In spring 2004, my life was forever changed by a group of men, who live every day fighting a disease that has taken the lives of more than 25 million people in the past 25 years. These men, whose lives are true, living miracles, gather daily to break bread together and fellowship with fellow sojourners. Though their stories are powerful, transforming, and life-changing, many people will never get the chance to hear them, not because the men do not want to share them, but because the people who need to hear their stories are often too scared or too ignorant to listen. But for one brief moment in time, I heard their stories …
These men touched my life, and I will never forget them. Their honesty, openness and willingness to share their lives with a stranger amazed me. But more than that, their wisdom, their insight, their courage and their faith inspired me. Many of the men just wanted to be loved and accepted for who they were, not judged or condemned for their sexual orientation or HIV-status. As an advocate for people living with HIV/AIDS, I entered their world and came back with their stories. Here are two of their stories…
Oscar is a “regular” at the organization — an extremely intelligent man who has lived with HIV/AIDS for more than 15 years. During one of my regular afternoon visits, he shared his faith story with me. When Oscar was first diagnosed with HIV in the early 1990s, he moved into Jerusalem House, a place similar to a hospice for people with AIDS. Unlike many other residents, Oscar did not go to Jerusalem House expecting to die. He stayed at Jerusalem House for six years and although he experienced some really tough days battling HIV/AIDS, Oscar continued to hold on to his faith. “I had faith,” he told me, “and I still have faith today. I moved to my own apartment and lived there for six years as well. And now, I have my own house. You know, that is faith. I had faith when I was there. There were many people there who went there expecting to die.”

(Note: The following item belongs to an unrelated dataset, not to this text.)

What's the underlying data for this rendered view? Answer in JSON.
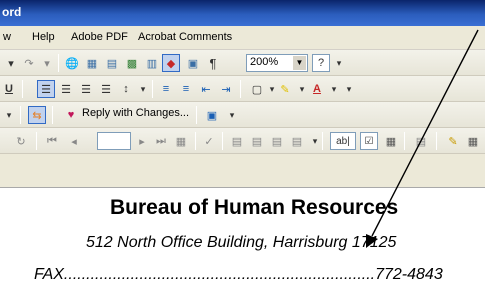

Oscar said he wanted others to know that they can do it, too — that they also can have faith in God everyday. Even in the moments when everything around him was dark, Oscar knew there was a light and kept on going toward that light, maintaining his faith in God. Oscar ministered to me that day. He gave faith a real face. Moreover, Oscar allowed me to see a different side of HIV/AIDS, the person behind the disease, and the hope and faith he had despite what his present condition looked like.
I was also blessed with the opportunity to interview Roger, a ministry regular who gave his life to Christ when he was 14. Brilliant beyond measure, he is lovingly called “Rabbi Roger” for his great knowledge and insight of the Bible, as well as for his affinity for speaking truth.
Roger has been HIV-positive for nearly 20 years. Although he has two loving parents, Roger still battles feelings of rejection, having been abandoned by his biological father as a baby. Having issues with esteem and a lack of self-worth, Roger turned to drugs as a way of escape as he battled with homosexuality. Diagnosed with HIV in the early 1980s, Roger was devastated when he found out and had to leave the military because of it. In fact, he felt like his life was over and started to hate his homosexuality because of the stigma attached to being HIV-positive.
Roger told me that there is more to life than death and that HIV/AIDS can be a part of his life — not the end of it! For him, the best way to kill a secret is to let it out, and that is why he speaks to the community about AIDS and why he took the time to share his story with me. I believe that we as the church have a responsibility to offer love, hope and acceptance to those who are living with HIV/AIDS. We, as followers of Jesus Christ, must serve and embrace all people who are both infected and affected by HIV/AIDS, and we must start now.